森田さんが大島理佐さんと協力して、D. grandisのS層タンパク質SlpAをコードする遺伝子破壊株を取得し、そのカルシウムイオン依存度を調べました。S層は外膜の外側に存在し、自己組織化によって細胞表層を覆っています。この自己組織化においてカルシウムイオンを要求することが示されていることから、D. grandisのスフェロプラストがSlpAで覆われてい場合には、このタンパク質のカルシウムイオン要求こそが巨大化にカルシウムイオンが必要な理由であると考えたからです。しかし、slpA欠失株においてもスフェロプラストはカルシウムイオンを要求して巨大化しました。
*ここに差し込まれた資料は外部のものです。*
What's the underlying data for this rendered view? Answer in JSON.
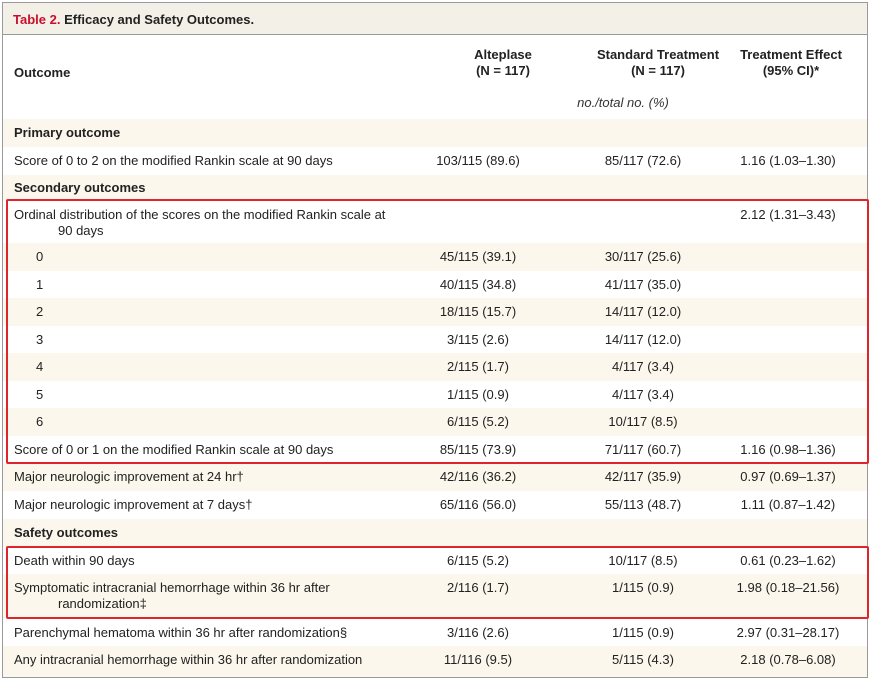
{
  "table": {
    "label": "Table 2.",
    "title": "Efficacy and Safety Outcomes.",
    "headers": {
      "outcome": "Outcome",
      "alteplase": "Alteplase",
      "alteplase_n": "(N = 117)",
      "standard": "Standard Treatment",
      "standard_n": "(N = 117)",
      "effect": "Treatment Effect",
      "effect_ci": "(95% CI)*"
    },
    "units": "no./total no. (%)",
    "sections": {
      "primary": "Primary outcome",
      "secondary": "Secondary outcomes",
      "safety": "Safety outcomes"
    },
    "rows": [
      {
        "outcome": "Score of 0 to 2 on the modified Rankin scale at 90 days",
        "alteplase": "103/115 (89.6)",
        "standard": "85/117 (72.6)",
        "effect": "1.16 (1.03–1.30)"
      },
      {
        "outcome_line1": "Ordinal distribution of the scores on the modified Rankin scale at",
        "outcome_line2": "90 days",
        "alteplase": "",
        "standard": "",
        "effect": "2.12 (1.31–3.43)"
      },
      {
        "outcome": "0",
        "alteplase": "45/115 (39.1)",
        "standard": "30/117 (25.6)",
        "effect": ""
      },
      {
        "outcome": "1",
        "alteplase": "40/115 (34.8)",
        "standard": "41/117 (35.0)",
        "effect": ""
      },
      {
        "outcome": "2",
        "alteplase": "18/115 (15.7)",
        "standard": "14/117 (12.0)",
        "effect": ""
      },
      {
        "outcome": "3",
        "alteplase": "3/115 (2.6)",
        "standard": "14/117 (12.0)",
        "effect": ""
      },
      {
        "outcome": "4",
        "alteplase": "2/115 (1.7)",
        "standard": "4/117 (3.4)",
        "effect": ""
      },
      {
        "outcome": "5",
        "alteplase": "1/115 (0.9)",
        "standard": "4/117 (3.4)",
        "effect": ""
      },
      {
        "outcome": "6",
        "alteplase": "6/115 (5.2)",
        "standard": "10/117 (8.5)",
        "effect": ""
      },
      {
        "outcome": "Score of 0 or 1 on the modified Rankin scale at 90 days",
        "alteplase": "85/115 (73.9)",
        "standard": "71/117 (60.7)",
        "effect": "1.16 (0.98–1.36)"
      },
      {
        "outcome": "Major neurologic improvement at 24 hr†",
        "alteplase": "42/116 (36.2)",
        "standard": "42/117 (35.9)",
        "effect": "0.97 (0.69–1.37)"
      },
      {
        "outcome": "Major neurologic improvement at 7 days†",
        "alteplase": "65/116 (56.0)",
        "standard": "55/113 (48.7)",
        "effect": "1.11 (0.87–1.42)"
      },
      {
        "outcome": "Death within 90 days",
        "alteplase": "6/115 (5.2)",
        "standard": "10/117 (8.5)",
        "effect": "0.61 (0.23–1.62)"
      },
      {
        "outcome_line1": "Symptomatic intracranial hemorrhage within 36 hr after",
        "outcome_line2": "randomization‡",
        "alteplase": "2/116 (1.7)",
        "standard": "1/115 (0.9)",
        "effect": "1.98 (0.18–21.56)"
      },
      {
        "outcome": "Parenchymal hematoma within 36 hr after randomization§",
        "alteplase": "3/116 (2.6)",
        "standard": "1/115 (0.9)",
        "effect": "2.97 (0.31–28.17)"
      },
      {
        "outcome": "Any intracranial hemorrhage within 36 hr after randomization",
        "alteplase": "11/116 (9.5)",
        "standard": "5/115 (4.3)",
        "effect": "2.18 (0.78–6.08)"
      }
    ]
  },
  "colors": {
    "label_red": "#c8102e",
    "shade": "#fbf7ec",
    "highlight": "#e0242b"
  }
}
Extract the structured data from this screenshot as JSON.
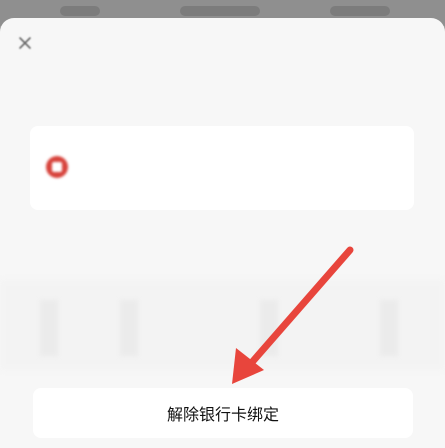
{
  "sheet": {
    "title": "",
    "close_icon": "close-icon"
  },
  "bank_card": {
    "bank_name": "",
    "card_number": "",
    "logo_color": "#d7423b"
  },
  "info_text": "",
  "action": {
    "unbind_label": "解除银行卡绑定"
  },
  "annotation": {
    "color": "#e8453c",
    "icon": "red-arrow-pointing-to-unbind-button"
  }
}
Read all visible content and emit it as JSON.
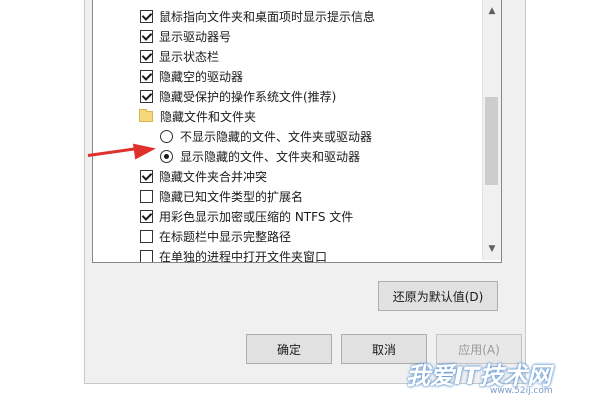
{
  "tree": {
    "items": [
      {
        "type": "checkbox",
        "checked": true,
        "label": "鼠标指向文件夹和桌面项时显示提示信息"
      },
      {
        "type": "checkbox",
        "checked": true,
        "label": "显示驱动器号"
      },
      {
        "type": "checkbox",
        "checked": true,
        "label": "显示状态栏"
      },
      {
        "type": "checkbox",
        "checked": true,
        "label": "隐藏空的驱动器"
      },
      {
        "type": "checkbox",
        "checked": true,
        "label": "隐藏受保护的操作系统文件(推荐)"
      },
      {
        "type": "folder",
        "label": "隐藏文件和文件夹"
      },
      {
        "type": "radio",
        "checked": false,
        "label": "不显示隐藏的文件、文件夹或驱动器"
      },
      {
        "type": "radio",
        "checked": true,
        "label": "显示隐藏的文件、文件夹和驱动器"
      },
      {
        "type": "checkbox",
        "checked": true,
        "label": "隐藏文件夹合并冲突"
      },
      {
        "type": "checkbox",
        "checked": false,
        "label": "隐藏已知文件类型的扩展名"
      },
      {
        "type": "checkbox",
        "checked": true,
        "label": "用彩色显示加密或压缩的 NTFS 文件"
      },
      {
        "type": "checkbox",
        "checked": false,
        "label": "在标题栏中显示完整路径"
      },
      {
        "type": "checkbox",
        "checked": false,
        "label": "在单独的进程中打开文件夹窗口"
      }
    ]
  },
  "scrollbar": {
    "up_icon": "▲",
    "down_icon": "▼"
  },
  "buttons": {
    "restore_defaults": "还原为默认值(D)",
    "ok": "确定",
    "cancel": "取消",
    "apply": "应用(A)"
  },
  "annotation": {
    "color": "#e0302c",
    "icon": "red-arrow"
  },
  "watermark": {
    "text": "我爱IT技术网",
    "url": "www.52ij.com"
  }
}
なぜD. grandisのスフェロプラスト巨大化にカルシウムイオンが必要であるか?まだ解決していません。
2020年3月にE. faecalisおよびL. amnigenaの巨大細胞への蛍光タンパク質のマイクロインジェクションの成功の論文(高橋さんが第一著者)が受理され、生きているバクテリア細胞へのマイクロインジェクションが可能であることを世界に向けて発信しました。
2020年11月から2021年1月にかけて、高橋さんはE. faecalis自身のゲノムDNAを含む8種の系統進化上離れているバクテリアのゲノムDNAをE. faecalisの巨大細胞へ導入し、導入ゲノムを持つ126のE. faecalisプロトプラストを作製しました。目指していた1度の操作によって、長鎖DNAを導入する方法の確立を証明したこととなります。なお、高橋さんは導入ゲノムDNAが細胞巨大化へ与える影響についての実験結果をまとめ、博士論文公聴会において発表しました。